Five years ago, the technology applied in our MICDS autotroph biological design class did not exist. Last week, Upper School Science Teacher Paul Zahller introduced his class to the ground-breaking CRISPR-Cas9 tool. The gene editing technology uses a set of molecular scissors to allow you to cut or edit the DNA that already exists in a plant. The technology is different from older genetic modification techniques that insert foreign DNA into the chromosome to create genetically modified organisms (GMOs).
In the lab, Mr. Zahller’s class applied the capabilities of CRISPR-Cas9 to bacteria. They had a string of bacteria which lacked a certain gene that would help it tolerate living in a hostile environment.

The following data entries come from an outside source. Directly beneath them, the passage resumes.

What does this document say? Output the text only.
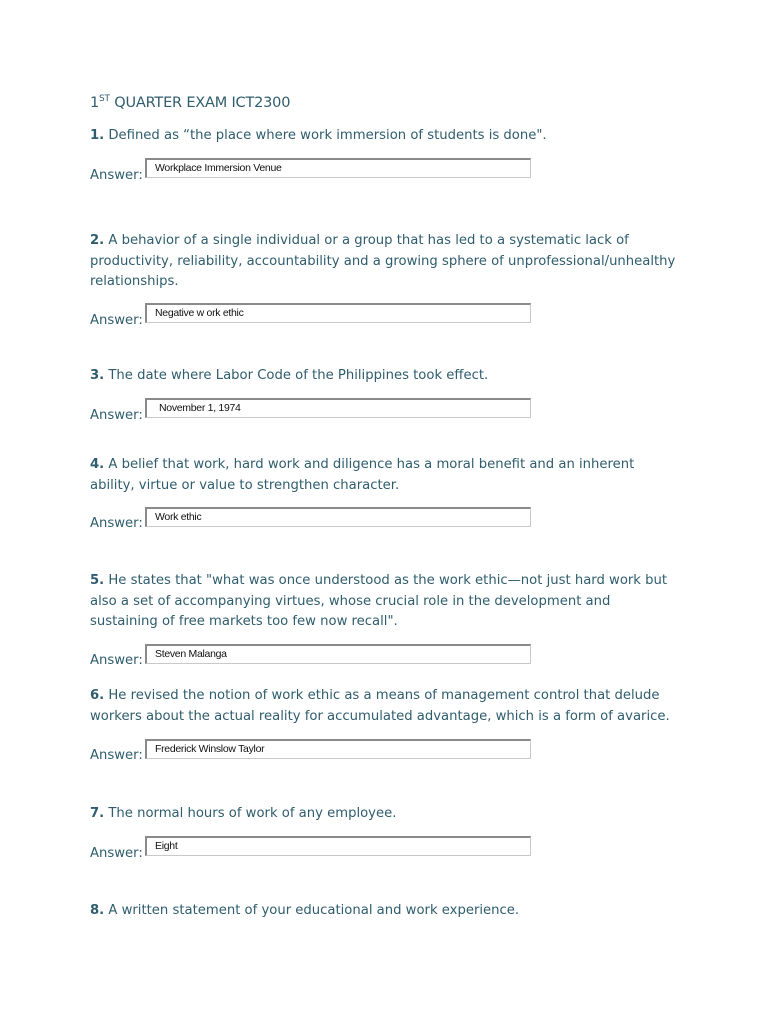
1ST QUARTER EXAM ICT2300
1. Defined as “the place where work immersion of students is done".
Answer:	Workplace Immersion Venue
2. A behavior of a single individual or a group that has led to a systematic lack of productivity, reliability, accountability and a growing sphere of unprofessional/unhealthy relationships.
Answer:	Negative w ork ethic
3. The date where Labor Code of the Philippines took effect.
Answer:	November 1, 1974
4. A belief that work, hard work and diligence has a moral benefit and an inherent ability, virtue or value to strengthen character.
Answer:	Work ethic
5. He states that "what was once understood as the work ethic—not just hard work but also a set of accompanying virtues, whose crucial role in the development and sustaining of free markets too few now recall".
Answer:	Steven Malanga
6. He revised the notion of work ethic as a means of management control that delude workers about the actual reality for accumulated advantage, which is a form of avarice.
Answer:	Frederick Winslow Taylor
7. The normal hours of work of any employee.
Answer:	Eight
8. A written statement of your educational and work experience.
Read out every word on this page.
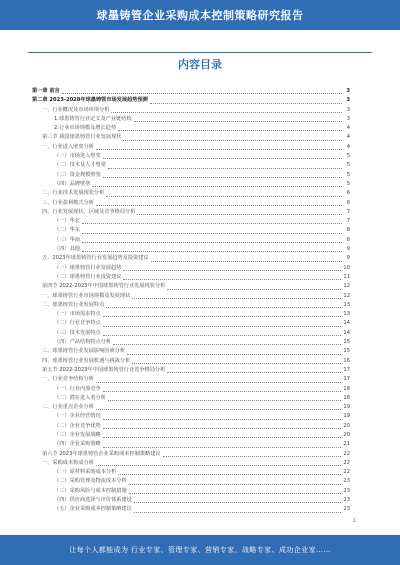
球墨铸管企业采购成本控制策略研究报告
内容目录
第一章 前言	3
第二章 2023-2028年球墨铸管市场发展趋势预测	3
一、行业概况及市场环境分析	3
1.球墨铸管行业定义及产业链结构	3
2.行业市场规模及增长趋势	4
第三节 我国球墨铸管行业发展现状	4
一、行业进入壁垒分析	4
（一）市场进入壁垒	5
（二）技术及人才壁垒	5
（三）资金规模壁垒	5
（四）品牌壁垒	5
二、行业技术发展现状分析	6
三、行业盈利模式分析	6
四、行业发展现状、区域及竞争格局分析	7
（一）华北	7
（二）华东	8
（三）华南	8
（四）其他	9
五、2023年球墨铸管行业发展趋势及投资建议	9
（一）球墨铸管行业发展趋势	10
（二）球墨铸管行业投资建议	11
第四节 2022-2023年中国球墨铸管行业发展现状分析	12
一、球墨铸管行业市场规模及发展现状	12
二、球墨铸管行业发展特点	13
（一）市场需求特点	13
（二）行业竞争特点	14
（三）技术发展特点	14
（四）产品结构特点分析	15
三、球墨铸管行业发展影响因素分析	15
四、球墨铸管行业发展机遇与挑战分析	16
第五节 2022-2023年中国球墨铸管行业竞争格局分析	17
一、行业竞争结构分析	17
（一）行业内部竞争	18
（二）潜在进入者分析	18
二、行业重点企业分析	19
（一）企业经营情况	19
（二）企业竞争优势	20
（三）企业发展战略	20
（四）企业采购策略	21
第六节 2023年球墨铸管企业采购成本控制策略建议	22
一、采购成本构成分析	22
（一）原材料采购成本分析	22
（二）采购管理及物流成本分析	23
（三）采购风险与成本控制措施	23
（四）供应商选择与评价体系建设	23
（五）企业采购成本控制策略建议	23
1
让每个人都能成为 行业专家、管理专家、营销专家、战略专家、成功企业家……
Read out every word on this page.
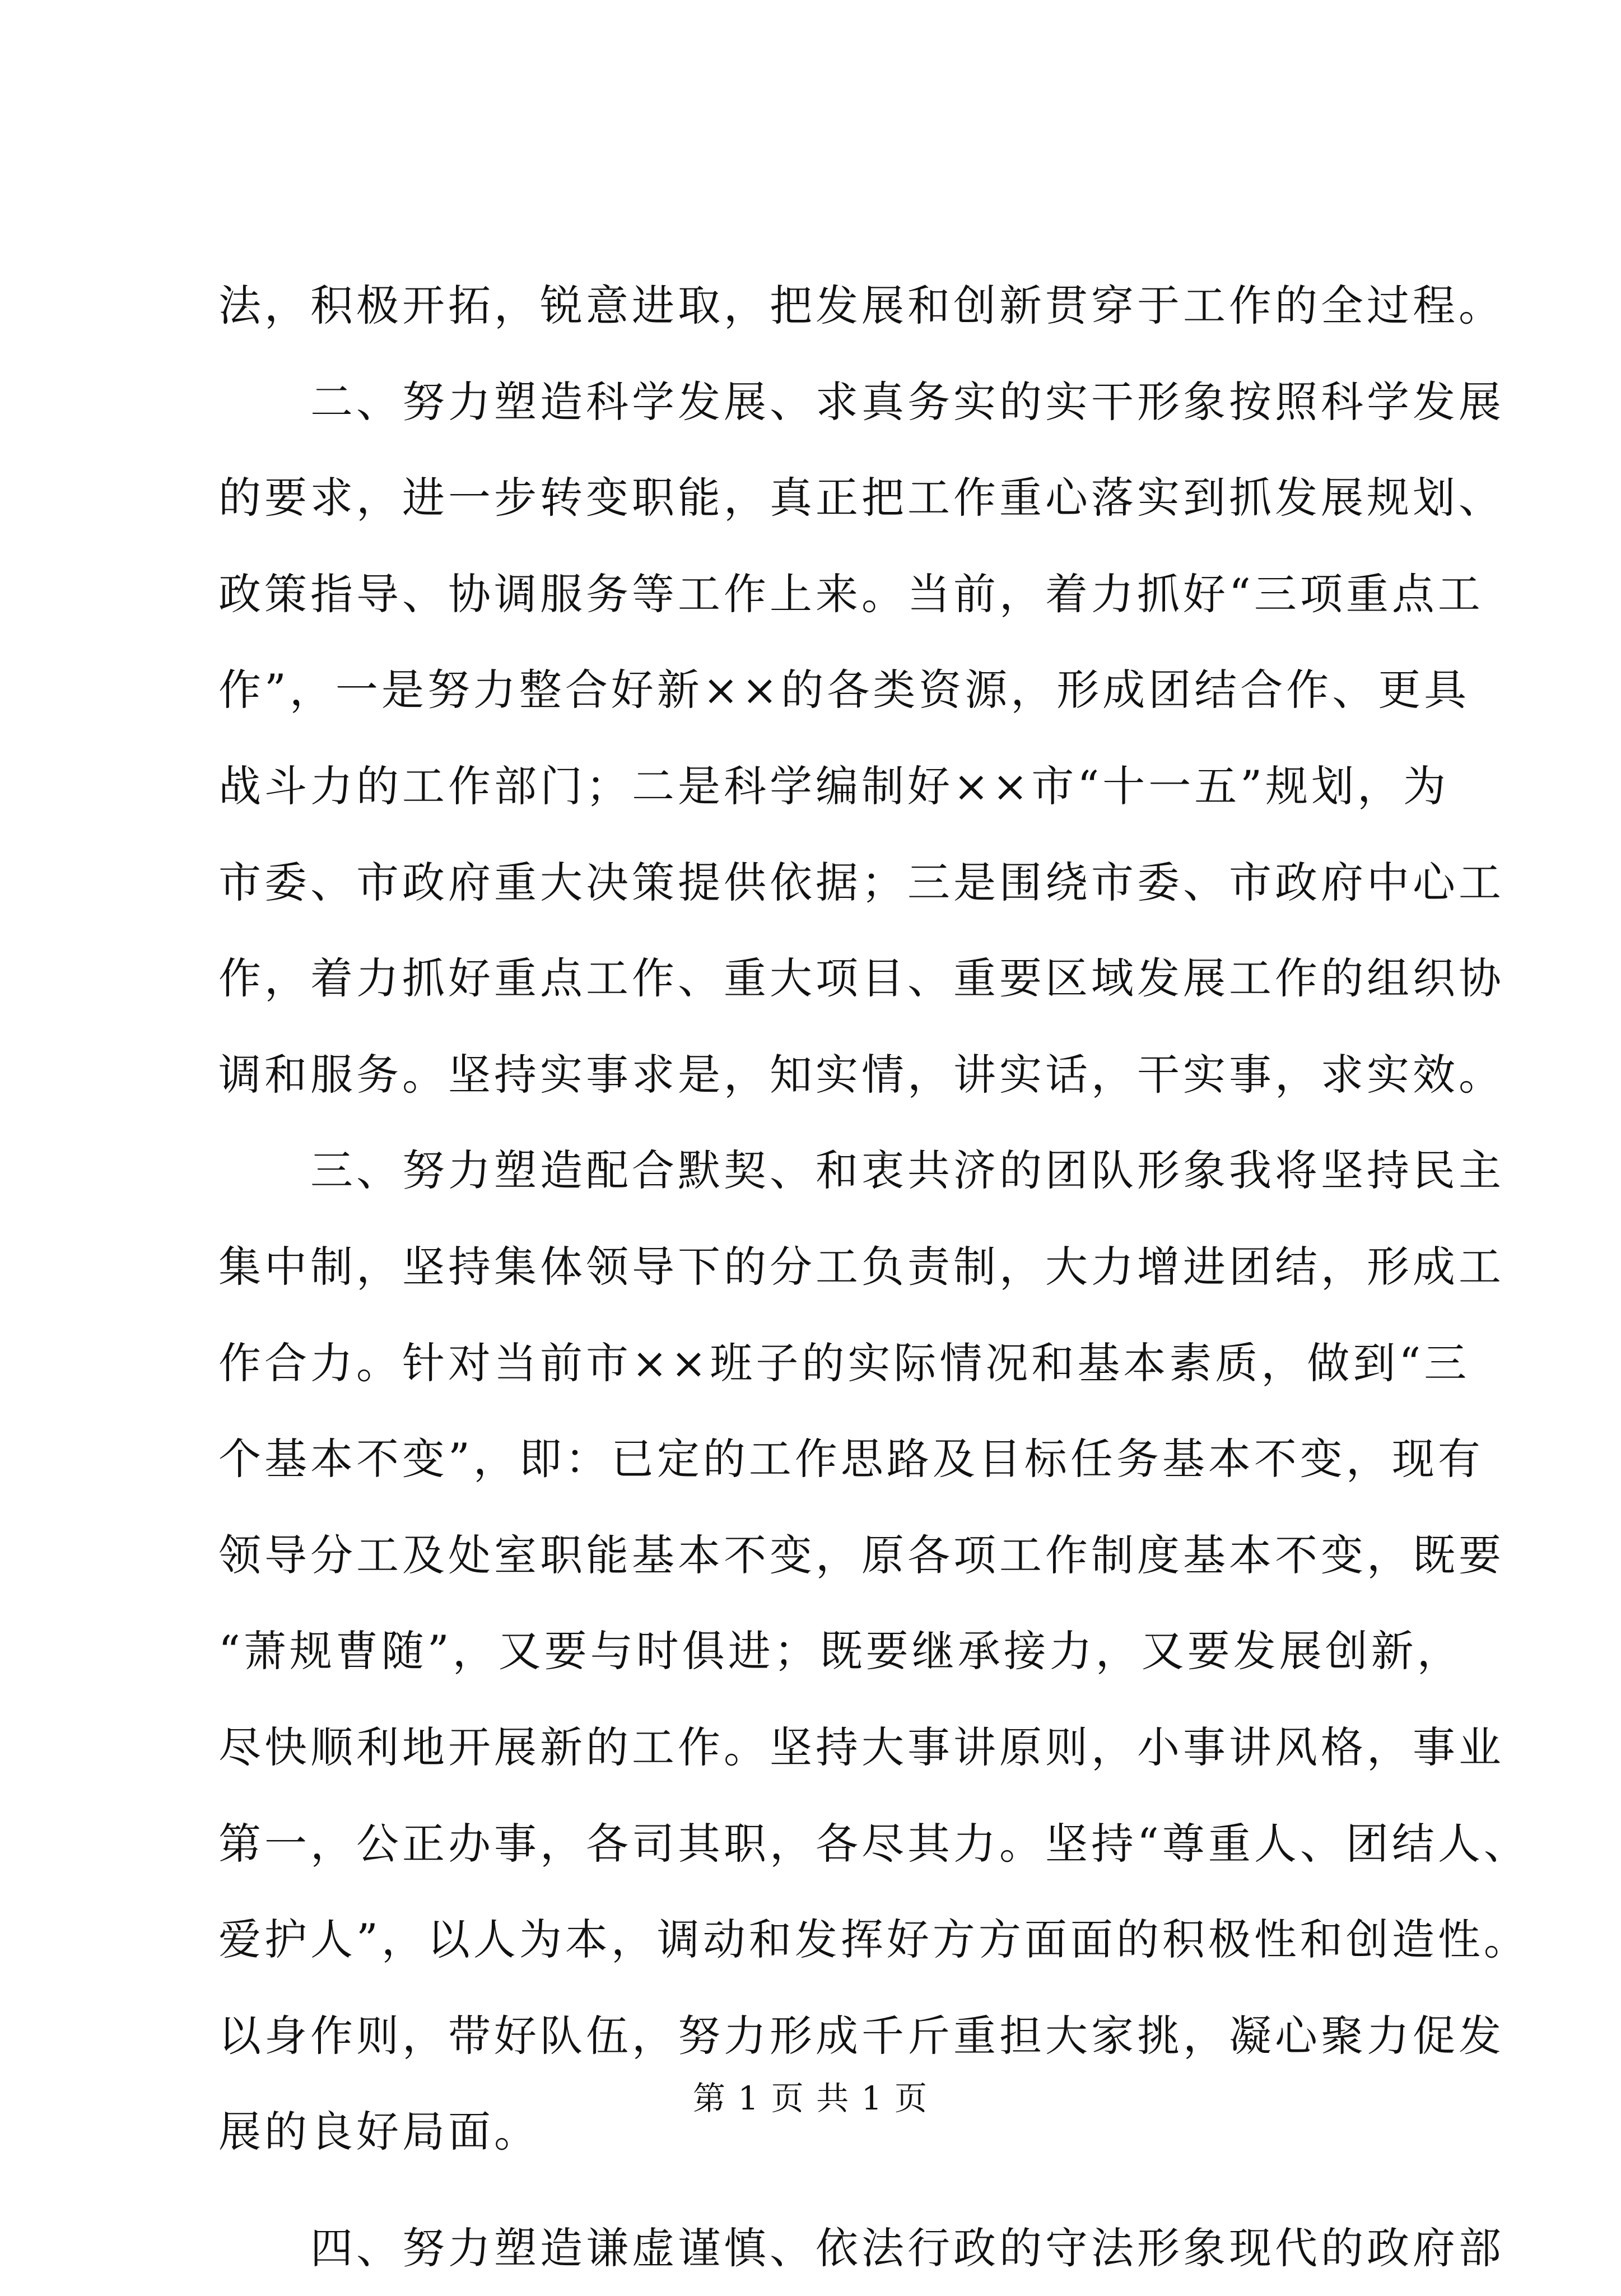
法，积极开拓，锐意进取，把发展和创新贯穿于工作的全过程。
　　二、努力塑造科学发展、求真务实的实干形象按照科学发展
的要求，进一步转变职能，真正把工作重心落实到抓发展规划、
政策指导、协调服务等工作上来。当前，着力抓好“三项重点工
作”，一是努力整合好新××的各类资源，形成团结合作、更具
战斗力的工作部门；二是科学编制好××市“十一五”规划，为
市委、市政府重大决策提供依据；三是围绕市委、市政府中心工
作，着力抓好重点工作、重大项目、重要区域发展工作的组织协
调和服务。坚持实事求是，知实情，讲实话，干实事，求实效。
　　三、努力塑造配合默契、和衷共济的团队形象我将坚持民主
集中制，坚持集体领导下的分工负责制，大力增进团结，形成工
作合力。针对当前市××班子的实际情况和基本素质，做到“三
个基本不变”，即：已定的工作思路及目标任务基本不变，现有
领导分工及处室职能基本不变，原各项工作制度基本不变，既要
“萧规曹随”，又要与时俱进；既要继承接力，又要发展创新，
尽快顺利地开展新的工作。坚持大事讲原则，小事讲风格，事业
第一，公正办事，各司其职，各尽其力。坚持“尊重人、团结人、
爱护人”，以人为本，调动和发挥好方方面面的积极性和创造性。
以身作则，带好队伍，努力形成千斤重担大家挑，凝心聚力促发
展的良好局面。
　　四、努力塑造谦虚谨慎、依法行政的守法形象现代的政府部
第 1 页 共 1 页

By editing that gene in the lab, students engineered a “super bacteria” that could survive toxins, ultimately enabling it to exist in that same, previously hostile environment.
The class went on to discuss the implications of this ground-breaking biotechnology. “Part of what we’re after is demonstrating the simplicity of the technology. It’s amazing, but it’s also potentially horrifying,” shared Mr. Zahller. The class acknowledged that these small changes to genes and DNA could have an astronomical impact. On the other end of the spectrum, Zahller shared that CRISPR-Cas9’s potential is “the most exciting technology ever discovered for biology.”
As the best city in the world for studying plant science, how exciting it was to see so many seeds of possibility planted through gene editing pioneering in our MICDS plant science class!